Comme je l’ai détaillé, ce coût réel doit faire l’objet d’une évaluation et, quoi qu’il en soit, il ne faut pas désigner les non-vaccinés comme des moutons noirs. En même temps, il faut que les non-vaccinés se rendent compte qu’ils bénéficient de l’effort qu’ont fait les vaccinés pour eux-mêmes, mais aussi en tant que membres solidaires de la collectivité. Sans ces derniers, la situation sanitaire serait beaucoup plus grave. Autrement dit, s’il y a encore de la place dans les hôpitaux pour les non-vaccinés mais aussi pour faire face à l’ensemble des urgences médicales, c’est grâce au succès de la campagne de vaccination, qui a permis la diminution des formes sévères.
En quelque sorte, les vaccinés ont fait le job ?
Voilà ! C’est une manière positive de présenter les choses.
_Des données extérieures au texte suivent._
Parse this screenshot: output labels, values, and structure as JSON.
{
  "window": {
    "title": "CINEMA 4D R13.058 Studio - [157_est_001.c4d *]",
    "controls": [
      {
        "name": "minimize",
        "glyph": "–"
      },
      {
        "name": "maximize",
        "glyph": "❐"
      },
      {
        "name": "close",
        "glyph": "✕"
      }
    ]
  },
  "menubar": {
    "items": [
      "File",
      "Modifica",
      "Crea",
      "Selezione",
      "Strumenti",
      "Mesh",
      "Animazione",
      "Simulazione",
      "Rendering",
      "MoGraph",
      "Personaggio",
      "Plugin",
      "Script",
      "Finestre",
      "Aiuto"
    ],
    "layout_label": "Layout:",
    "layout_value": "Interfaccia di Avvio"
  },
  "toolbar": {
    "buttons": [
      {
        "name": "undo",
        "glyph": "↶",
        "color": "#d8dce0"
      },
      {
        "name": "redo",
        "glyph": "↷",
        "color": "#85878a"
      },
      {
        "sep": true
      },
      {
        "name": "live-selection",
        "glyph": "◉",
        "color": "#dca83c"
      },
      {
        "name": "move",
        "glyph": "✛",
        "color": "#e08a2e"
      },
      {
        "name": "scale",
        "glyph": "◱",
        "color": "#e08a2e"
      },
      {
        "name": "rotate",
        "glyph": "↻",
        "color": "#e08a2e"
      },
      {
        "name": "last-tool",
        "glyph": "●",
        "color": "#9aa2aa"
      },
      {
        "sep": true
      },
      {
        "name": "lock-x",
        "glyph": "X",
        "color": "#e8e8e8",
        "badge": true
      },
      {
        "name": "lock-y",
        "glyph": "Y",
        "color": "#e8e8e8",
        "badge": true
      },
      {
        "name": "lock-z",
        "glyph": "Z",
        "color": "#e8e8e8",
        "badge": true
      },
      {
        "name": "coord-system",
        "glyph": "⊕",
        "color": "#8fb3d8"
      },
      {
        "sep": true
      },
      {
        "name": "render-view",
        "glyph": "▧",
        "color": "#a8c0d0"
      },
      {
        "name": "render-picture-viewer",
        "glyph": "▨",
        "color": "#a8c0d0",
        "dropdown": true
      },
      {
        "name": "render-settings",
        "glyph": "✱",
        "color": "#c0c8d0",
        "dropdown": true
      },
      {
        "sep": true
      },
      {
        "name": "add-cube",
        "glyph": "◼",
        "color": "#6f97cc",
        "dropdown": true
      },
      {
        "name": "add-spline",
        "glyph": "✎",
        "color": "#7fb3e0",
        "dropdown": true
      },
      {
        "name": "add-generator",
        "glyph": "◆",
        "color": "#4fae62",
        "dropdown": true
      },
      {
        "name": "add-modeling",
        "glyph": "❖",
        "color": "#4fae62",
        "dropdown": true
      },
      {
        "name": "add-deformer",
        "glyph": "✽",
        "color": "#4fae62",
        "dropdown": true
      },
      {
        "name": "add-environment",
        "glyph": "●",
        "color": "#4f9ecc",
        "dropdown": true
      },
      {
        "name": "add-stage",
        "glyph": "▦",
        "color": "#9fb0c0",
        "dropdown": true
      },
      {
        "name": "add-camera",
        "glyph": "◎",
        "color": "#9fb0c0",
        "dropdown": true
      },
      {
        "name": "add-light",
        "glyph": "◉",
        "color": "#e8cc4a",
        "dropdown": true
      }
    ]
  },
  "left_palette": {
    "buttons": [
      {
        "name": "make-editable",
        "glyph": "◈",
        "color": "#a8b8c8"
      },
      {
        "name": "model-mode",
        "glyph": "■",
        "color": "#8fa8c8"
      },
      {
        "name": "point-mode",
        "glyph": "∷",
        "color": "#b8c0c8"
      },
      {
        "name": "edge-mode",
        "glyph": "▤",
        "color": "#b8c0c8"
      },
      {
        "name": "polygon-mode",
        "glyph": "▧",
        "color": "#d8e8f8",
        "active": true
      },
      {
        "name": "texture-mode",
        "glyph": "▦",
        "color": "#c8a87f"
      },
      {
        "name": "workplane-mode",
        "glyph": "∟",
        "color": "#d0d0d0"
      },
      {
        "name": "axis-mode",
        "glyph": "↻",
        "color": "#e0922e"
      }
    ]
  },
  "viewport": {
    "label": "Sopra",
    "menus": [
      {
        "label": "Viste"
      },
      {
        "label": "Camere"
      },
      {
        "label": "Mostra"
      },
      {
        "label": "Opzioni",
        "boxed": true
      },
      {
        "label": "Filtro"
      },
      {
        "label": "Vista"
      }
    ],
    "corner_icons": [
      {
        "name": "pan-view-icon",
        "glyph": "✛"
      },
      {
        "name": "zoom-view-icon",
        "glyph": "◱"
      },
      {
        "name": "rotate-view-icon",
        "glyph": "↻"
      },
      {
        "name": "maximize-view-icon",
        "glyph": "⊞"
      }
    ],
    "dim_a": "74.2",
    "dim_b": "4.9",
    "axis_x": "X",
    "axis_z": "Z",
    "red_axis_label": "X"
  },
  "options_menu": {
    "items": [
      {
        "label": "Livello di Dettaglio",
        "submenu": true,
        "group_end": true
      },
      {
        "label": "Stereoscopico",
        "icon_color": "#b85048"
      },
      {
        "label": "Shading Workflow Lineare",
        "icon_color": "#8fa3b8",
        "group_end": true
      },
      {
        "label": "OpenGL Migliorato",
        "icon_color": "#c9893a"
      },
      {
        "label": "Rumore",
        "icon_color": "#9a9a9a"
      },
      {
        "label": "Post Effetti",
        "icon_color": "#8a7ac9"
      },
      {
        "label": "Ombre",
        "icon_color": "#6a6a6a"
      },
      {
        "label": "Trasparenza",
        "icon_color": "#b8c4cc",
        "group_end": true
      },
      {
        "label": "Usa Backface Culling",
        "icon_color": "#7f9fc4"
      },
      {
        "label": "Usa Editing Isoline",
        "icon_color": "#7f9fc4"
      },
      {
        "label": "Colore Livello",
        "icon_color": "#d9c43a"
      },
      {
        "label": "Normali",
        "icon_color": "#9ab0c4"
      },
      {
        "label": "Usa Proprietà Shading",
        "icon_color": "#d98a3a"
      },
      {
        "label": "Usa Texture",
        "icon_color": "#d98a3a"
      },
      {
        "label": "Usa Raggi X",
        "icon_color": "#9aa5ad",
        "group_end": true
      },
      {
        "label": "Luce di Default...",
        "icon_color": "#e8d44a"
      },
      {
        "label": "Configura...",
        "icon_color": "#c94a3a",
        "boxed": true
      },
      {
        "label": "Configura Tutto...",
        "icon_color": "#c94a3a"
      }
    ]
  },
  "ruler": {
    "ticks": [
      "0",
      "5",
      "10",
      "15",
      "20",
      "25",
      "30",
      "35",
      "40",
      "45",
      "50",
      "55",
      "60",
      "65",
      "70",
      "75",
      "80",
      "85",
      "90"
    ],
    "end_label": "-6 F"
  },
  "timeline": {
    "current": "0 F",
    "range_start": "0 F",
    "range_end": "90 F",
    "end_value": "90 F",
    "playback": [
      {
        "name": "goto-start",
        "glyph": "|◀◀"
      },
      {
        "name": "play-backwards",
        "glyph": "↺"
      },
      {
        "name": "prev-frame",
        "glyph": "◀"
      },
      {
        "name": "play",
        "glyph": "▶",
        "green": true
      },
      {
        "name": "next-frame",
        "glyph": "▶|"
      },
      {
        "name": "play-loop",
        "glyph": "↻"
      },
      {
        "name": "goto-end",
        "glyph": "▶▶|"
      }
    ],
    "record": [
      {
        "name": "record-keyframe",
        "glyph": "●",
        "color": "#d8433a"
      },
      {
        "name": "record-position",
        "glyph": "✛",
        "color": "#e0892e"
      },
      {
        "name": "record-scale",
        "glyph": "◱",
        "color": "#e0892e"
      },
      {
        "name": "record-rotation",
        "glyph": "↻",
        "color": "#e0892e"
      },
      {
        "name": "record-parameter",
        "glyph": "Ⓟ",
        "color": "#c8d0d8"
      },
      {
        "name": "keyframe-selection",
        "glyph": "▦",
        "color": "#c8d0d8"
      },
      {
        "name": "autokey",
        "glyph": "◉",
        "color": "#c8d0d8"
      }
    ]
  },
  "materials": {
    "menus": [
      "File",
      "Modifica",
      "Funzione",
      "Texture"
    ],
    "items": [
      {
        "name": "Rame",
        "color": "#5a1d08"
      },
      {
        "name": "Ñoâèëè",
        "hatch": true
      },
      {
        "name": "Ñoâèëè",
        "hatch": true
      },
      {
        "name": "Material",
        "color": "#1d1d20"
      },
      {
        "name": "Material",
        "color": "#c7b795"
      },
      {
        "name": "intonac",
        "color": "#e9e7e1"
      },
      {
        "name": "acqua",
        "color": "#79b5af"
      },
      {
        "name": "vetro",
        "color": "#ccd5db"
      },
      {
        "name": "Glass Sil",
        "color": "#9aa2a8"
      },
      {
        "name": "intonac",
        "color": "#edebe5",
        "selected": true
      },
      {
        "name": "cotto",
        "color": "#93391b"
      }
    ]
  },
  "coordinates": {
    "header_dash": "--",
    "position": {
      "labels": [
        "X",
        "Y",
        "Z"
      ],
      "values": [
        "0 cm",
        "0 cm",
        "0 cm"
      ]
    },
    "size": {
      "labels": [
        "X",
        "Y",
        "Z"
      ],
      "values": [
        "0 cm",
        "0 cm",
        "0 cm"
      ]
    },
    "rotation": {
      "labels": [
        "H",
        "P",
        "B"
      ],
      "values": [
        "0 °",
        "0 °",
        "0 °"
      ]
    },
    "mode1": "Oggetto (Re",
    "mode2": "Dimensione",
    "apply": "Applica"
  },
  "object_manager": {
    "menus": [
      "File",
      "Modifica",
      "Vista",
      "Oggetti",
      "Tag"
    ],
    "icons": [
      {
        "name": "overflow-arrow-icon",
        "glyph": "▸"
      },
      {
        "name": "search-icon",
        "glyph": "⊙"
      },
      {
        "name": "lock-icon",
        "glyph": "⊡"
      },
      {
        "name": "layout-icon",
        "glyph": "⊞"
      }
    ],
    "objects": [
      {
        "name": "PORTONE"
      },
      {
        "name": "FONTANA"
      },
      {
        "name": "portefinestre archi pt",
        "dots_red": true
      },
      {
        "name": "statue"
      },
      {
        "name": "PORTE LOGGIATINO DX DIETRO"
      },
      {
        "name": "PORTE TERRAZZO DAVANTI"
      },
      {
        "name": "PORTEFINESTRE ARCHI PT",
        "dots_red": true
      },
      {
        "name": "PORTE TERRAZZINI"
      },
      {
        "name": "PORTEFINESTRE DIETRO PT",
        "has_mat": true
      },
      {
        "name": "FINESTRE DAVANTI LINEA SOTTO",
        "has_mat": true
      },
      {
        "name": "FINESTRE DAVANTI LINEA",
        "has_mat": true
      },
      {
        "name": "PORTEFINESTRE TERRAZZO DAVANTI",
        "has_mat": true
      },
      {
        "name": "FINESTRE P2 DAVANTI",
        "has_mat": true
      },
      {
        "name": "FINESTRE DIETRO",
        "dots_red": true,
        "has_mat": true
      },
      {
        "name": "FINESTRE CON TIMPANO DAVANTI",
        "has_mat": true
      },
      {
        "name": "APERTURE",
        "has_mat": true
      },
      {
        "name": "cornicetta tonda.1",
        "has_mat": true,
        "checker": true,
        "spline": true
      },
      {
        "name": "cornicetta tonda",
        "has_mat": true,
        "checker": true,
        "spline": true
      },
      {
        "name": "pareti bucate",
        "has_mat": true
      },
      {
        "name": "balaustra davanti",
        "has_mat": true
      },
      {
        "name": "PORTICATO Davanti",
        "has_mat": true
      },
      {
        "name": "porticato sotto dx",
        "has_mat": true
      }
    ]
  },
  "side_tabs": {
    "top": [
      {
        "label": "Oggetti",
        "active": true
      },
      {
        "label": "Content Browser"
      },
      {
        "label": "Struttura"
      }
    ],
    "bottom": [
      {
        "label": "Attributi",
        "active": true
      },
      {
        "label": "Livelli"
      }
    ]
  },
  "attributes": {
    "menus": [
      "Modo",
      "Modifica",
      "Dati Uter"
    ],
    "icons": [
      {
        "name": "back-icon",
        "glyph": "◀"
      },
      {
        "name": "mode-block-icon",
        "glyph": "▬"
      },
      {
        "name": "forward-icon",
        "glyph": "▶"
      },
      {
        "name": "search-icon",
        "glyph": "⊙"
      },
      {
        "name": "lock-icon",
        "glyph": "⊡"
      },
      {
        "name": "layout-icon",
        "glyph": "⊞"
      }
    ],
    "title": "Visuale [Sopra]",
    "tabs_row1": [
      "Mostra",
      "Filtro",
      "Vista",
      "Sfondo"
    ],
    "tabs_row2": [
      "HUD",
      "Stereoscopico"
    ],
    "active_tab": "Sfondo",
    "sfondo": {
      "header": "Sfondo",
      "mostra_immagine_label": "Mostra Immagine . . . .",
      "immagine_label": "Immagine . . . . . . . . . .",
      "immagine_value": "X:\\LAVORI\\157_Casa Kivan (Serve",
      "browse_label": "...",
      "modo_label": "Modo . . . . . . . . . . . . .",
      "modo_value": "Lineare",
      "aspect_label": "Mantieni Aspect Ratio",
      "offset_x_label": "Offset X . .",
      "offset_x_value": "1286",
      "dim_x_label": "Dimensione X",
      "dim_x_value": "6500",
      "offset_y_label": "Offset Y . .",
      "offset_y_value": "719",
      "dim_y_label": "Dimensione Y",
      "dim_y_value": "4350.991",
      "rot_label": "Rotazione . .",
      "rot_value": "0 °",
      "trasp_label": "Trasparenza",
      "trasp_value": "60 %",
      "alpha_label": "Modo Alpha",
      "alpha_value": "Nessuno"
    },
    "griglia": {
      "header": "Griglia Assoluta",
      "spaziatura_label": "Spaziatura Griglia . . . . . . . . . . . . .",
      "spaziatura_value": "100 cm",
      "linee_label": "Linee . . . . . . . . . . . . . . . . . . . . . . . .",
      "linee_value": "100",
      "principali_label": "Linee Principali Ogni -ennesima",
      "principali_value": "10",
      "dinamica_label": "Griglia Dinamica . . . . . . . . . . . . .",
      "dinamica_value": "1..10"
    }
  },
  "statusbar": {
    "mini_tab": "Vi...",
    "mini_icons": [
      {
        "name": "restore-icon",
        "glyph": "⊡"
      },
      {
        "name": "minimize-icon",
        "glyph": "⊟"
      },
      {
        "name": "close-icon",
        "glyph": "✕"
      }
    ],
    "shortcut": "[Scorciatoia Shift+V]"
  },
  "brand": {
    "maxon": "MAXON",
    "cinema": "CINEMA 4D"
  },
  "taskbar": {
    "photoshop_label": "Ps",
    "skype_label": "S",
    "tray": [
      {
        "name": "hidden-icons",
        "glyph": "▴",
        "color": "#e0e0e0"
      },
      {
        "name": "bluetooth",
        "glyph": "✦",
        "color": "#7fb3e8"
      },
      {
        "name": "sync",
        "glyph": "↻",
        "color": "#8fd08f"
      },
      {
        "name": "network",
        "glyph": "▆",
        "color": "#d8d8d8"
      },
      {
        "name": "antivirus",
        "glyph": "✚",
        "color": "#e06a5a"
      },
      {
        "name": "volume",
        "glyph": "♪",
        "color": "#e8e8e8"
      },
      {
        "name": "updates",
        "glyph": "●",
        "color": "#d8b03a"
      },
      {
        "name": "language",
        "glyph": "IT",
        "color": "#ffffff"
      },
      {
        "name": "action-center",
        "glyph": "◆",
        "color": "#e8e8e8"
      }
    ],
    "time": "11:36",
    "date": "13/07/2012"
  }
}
Ma conviction est qu’il y a un avantage individuel et collectif de la vaccination mais, en même temps, les jugements moraux sur les uns et les autres ne nous mènent nulle part. Quand on entre sur cette voie, c’est sans fin. Est-ce qu’une personne vaccinée qui a une empreinte écologique gigantesque par ses comportements est plus vertueuse en termes de santé publique qu’une personne qui a fait le choix de ne pas se faire vacciner mais qui respecte scrupuleusement les gestes barrières et est relativement frugale en termes de contribution à l’émission de gaz à effet de serre ? Si on commence à poser des jugements moraux sur l’impact indirect des comportements de chacun en matière sanitaire, on ne va pas en sortir.
Le virus ne contamine-t-il pas autant la société que les individus, en favorisant conflits et polarisation ?
C’est à la fois le virus et la manière dont on le gère. Je pense que les mesures qui divisent la société sont des mesures de court terme dont on paie le prix à long terme. Elles devraient donc être utilisées avec énormément de parcimonie.